(Stockholm – 17 February 2023) The acceleration of technology development is growing more popular as a tool for countries and industries working to limit climate change and its effects. To support high-velocity innovation in cleantech, Stockholm-based Next Agents is hosting a master class on 21 February called Accelerating Cleantech with Agile & Rapid Learning Cycles.
The class at the World Trade Center in Stockholm, will be taught by Katherine Radeka, CEO of the Rapid Learning Cycles Institute, who first commercialized the high-velocity innovation framework.
Cleantech solutions in the form of hardware and physical products are essential for transitioning to a sustainable society, yet innovation in this arena, according to Radeka, is “greatly hampered by inefficient and wasteful management of uncertainty.” Rapid Learning Cycles is an adaptation of Agile for hardware and other physical products, as well as other business areas where decisions are irreversible or expensive to change.
The Rapid Learning Cycles framework allows cleantech hardware and physical product innovators to burn down risk in those areas of development where decisions, once made, are costly or impossible to reverse. The result, she says, is a drastic reduction of uncertainty, which translates to accelerated development as optimal decision-making eliminates roadblocks and paves the way for an efficient and informed path to market.
“Making the right decisions at the right time with the right people and the best available knowledge,” Radeka advises, “ensures that your product moves quickly through development and launches effectively.” Most teams that adopt the framework find they get to market 30 percent faster than previously.

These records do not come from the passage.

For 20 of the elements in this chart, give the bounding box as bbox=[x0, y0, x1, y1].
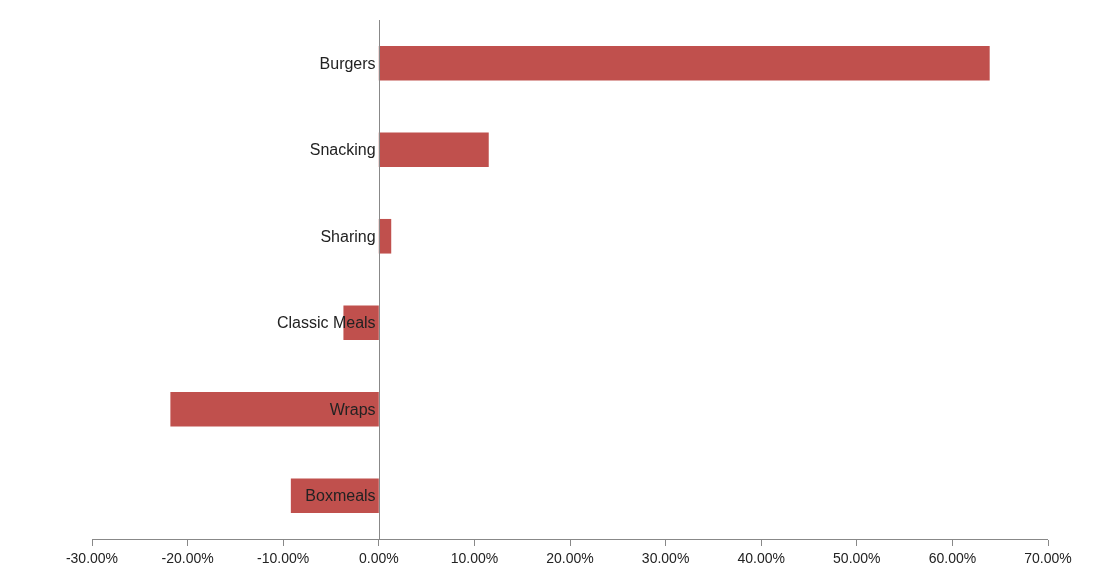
x-tick-label: 20.00% bbox=[546, 549, 594, 566]
bar bbox=[170, 391, 379, 427]
x-tick-label: -30.00% bbox=[65, 549, 119, 566]
bar bbox=[378, 132, 489, 168]
x-tick-label: -10.00% bbox=[257, 549, 310, 566]
y-tick-label: Burgers bbox=[319, 54, 376, 72]
y-tick-label: Snacking bbox=[309, 141, 376, 159]
y-tick-label: Wraps bbox=[329, 400, 376, 418]
x-tick-label: -20.00% bbox=[161, 549, 214, 566]
bar bbox=[378, 45, 990, 81]
y-tick-label: Sharing bbox=[320, 227, 376, 245]
x-tick-label: 30.00% bbox=[641, 549, 690, 566]
x-tick-label: 0.00% bbox=[358, 549, 399, 566]
y-tick-label: Boxmeals bbox=[305, 487, 376, 505]
bar bbox=[378, 218, 392, 254]
x-tick-label: 70.00% bbox=[1024, 549, 1072, 566]
x-tick-label: 60.00% bbox=[928, 549, 977, 566]
x-tick-label: 40.00% bbox=[737, 549, 785, 566]
x-tick-label: 10.00% bbox=[450, 549, 499, 566]
x-tick-label: 50.00% bbox=[833, 549, 881, 566]
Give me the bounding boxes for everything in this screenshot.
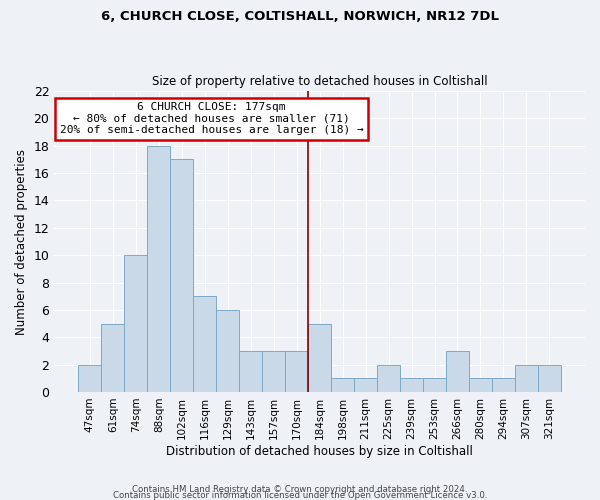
Bar: [331, 378, 354, 392]
Text: 6 CHURCH CLOSE: 177sqm
← 80% of detached houses are smaller (71)
20% of semi-det: 6 CHURCH CLOSE: 177sqm ← 80% of detached…: [60, 102, 364, 135]
Bar: [354, 378, 377, 392]
Bar: [515, 364, 538, 392]
Text: Contains public sector information licensed under the Open Government Licence v3: Contains public sector information licen…: [113, 490, 487, 500]
Bar: [239, 351, 262, 392]
Bar: [216, 310, 239, 392]
Bar: [400, 378, 423, 392]
Bar: [193, 296, 216, 392]
Bar: [170, 160, 193, 392]
Bar: [101, 324, 124, 392]
Text: 6, CHURCH CLOSE, COLTISHALL, NORWICH, NR12 7DL: 6, CHURCH CLOSE, COLTISHALL, NORWICH, NR…: [101, 10, 499, 23]
Bar: [377, 364, 400, 392]
Bar: [492, 378, 515, 392]
Bar: [446, 351, 469, 392]
Bar: [124, 255, 148, 392]
X-axis label: Distribution of detached houses by size in Coltishall: Distribution of detached houses by size …: [166, 444, 473, 458]
Bar: [308, 324, 331, 392]
Bar: [285, 351, 308, 392]
Bar: [262, 351, 285, 392]
Title: Size of property relative to detached houses in Coltishall: Size of property relative to detached ho…: [152, 76, 487, 88]
Bar: [538, 364, 561, 392]
Bar: [423, 378, 446, 392]
Bar: [148, 146, 170, 392]
Bar: [79, 364, 101, 392]
Y-axis label: Number of detached properties: Number of detached properties: [15, 148, 28, 334]
Bar: [469, 378, 492, 392]
Text: Contains HM Land Registry data © Crown copyright and database right 2024.: Contains HM Land Registry data © Crown c…: [132, 484, 468, 494]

For Fernanda Torre, CEO of Next Agents, the race to net zero is not just an effort to fulfill the 2015 Paris Agreement target of limiting global warming to 1.5° C. It is also the global race for leadership in technology, innovation and knowledge. “Countries won’t prosper just because they happen to be located on resource-rich soil, they will prosper from their ability to attract talent, retain knowledge, accelerate innovation, and scale solutions in cleantech,” she says. “That is main reason why we need Rapid Learning Cycles to accelerate cleantech development — more than ever, knowledge and innovation are the solution.”
Anyone interested in the master class can sign up online. The class runs from 3-6:30 p.m. CET, Tuesday, 21 February and costs kr2,995.
About Katherine Radeka:
Radeka is an internationally recognized expert on innovation and product development who has used rapid learning cycles to help hundreds of engineers and scientists get their best ideas to market faster.
She founded the Rapid Learning Cycles Institute and authored the Shingo Research Award-winning book, The Mastery of Innovation as well as other books in the field of product development, including The Shortest Distance Between You and Your New Product: How Innovators Use Rapid Learning Cycles to Get Their Best Ideas to Market Faster and most recently the book When Agile Gets Physical: How to Use Agile Principles to Accelerate Hardware Development.
About Next Agents:
Next Agents is a consulting boutique focused on the development of growth capabilities, such as innovation management, future thinking, and sustainability lead innovation.
Next Agents partners with organizations to rethink value and traditional ways to conduct business via an integrated approach to design, business, and innovation, delivering value that is relevant to humans and the planet, today and in the future.